French President François Hollande has criticized Turkey’s “contradictory” military intervention in Syria and warned Russia not to become a “protagonist” in the war.
In a speech Tuesday, Hollande said “multiple, contradictory interventions carry the risk of a general inflammation” of the fighting that has devastated the country.
He said he could understand Turkey’s concern about protecting its borders and fighting the Islamic State group (I.S.), but criticized Ankara’s actions against Kurdish rebels allied with the U.S.-led coalition who are fighting the extremists. France is part of that coalition.
Hollande urged Russia to cooperate with the U.S.-led coalition and said he would invite Russian President Vladimir Putin to France in October, saying Russia should be “a player in negotiations, not a protagonist in the action.”
Hollande said Assad’s regime uses Russian military support to carry out bomb attacks on civilians, which “plays into the hands of extremists”.

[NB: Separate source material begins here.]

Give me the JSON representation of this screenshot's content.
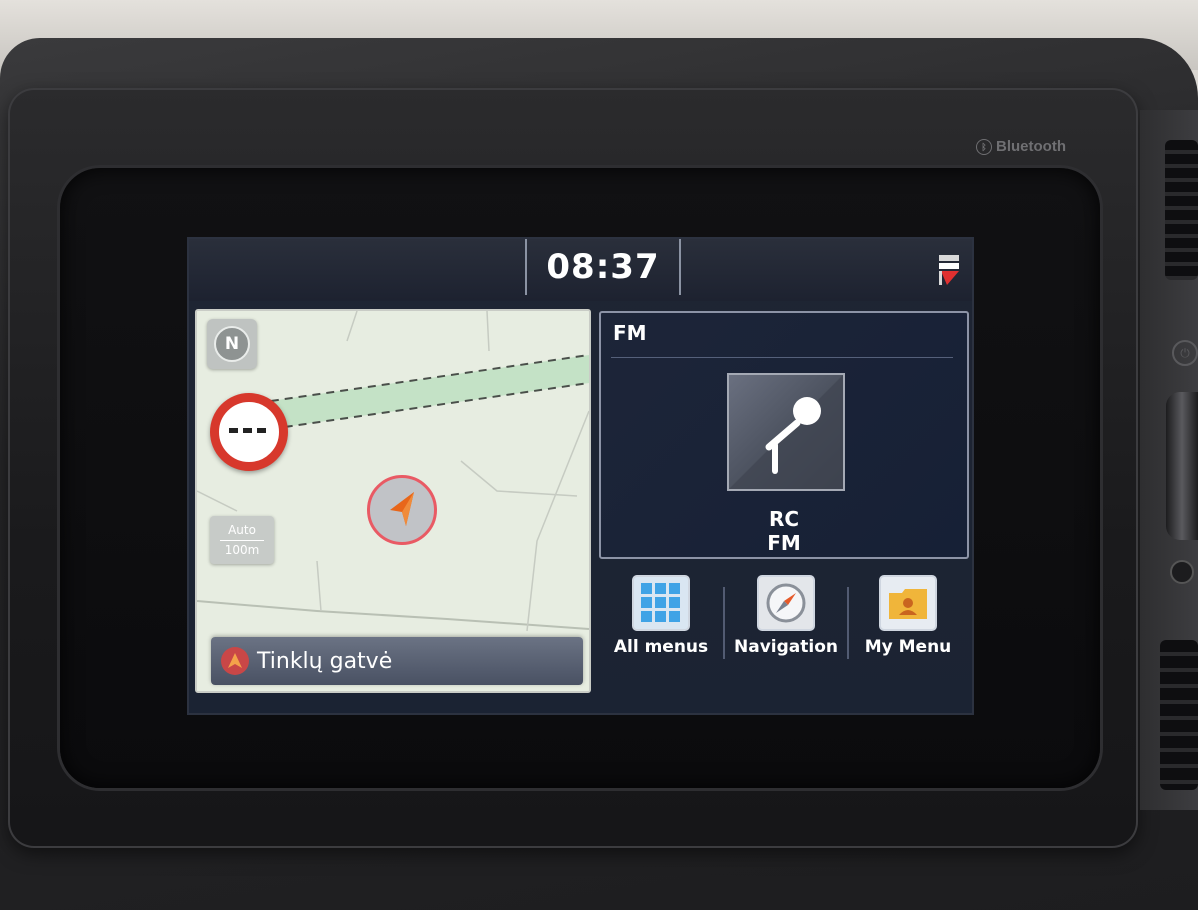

Hollande said “the absolute urgency is a halt to fighting and a return to negotiations.” He also called for an “immediate truce” in the city of Aleppo, a main battlefield in Syria’s five-year civil war.
Turkey dramatically escalated its involvement in Syria’s civil war last week. Its military campaign aimed to help Syrian rebels drive I.S. out of the border town of Jarablus, but was also directed against the U.S.-led allied Kurdish forces that have gained control of most of the territory along the Turkey-Syria border in recent months.
The subsequent fighting pits Turkey, a NATO ally, against a U.S.-backed proxy that is the most effective ground force battling I.S. militants in Syria.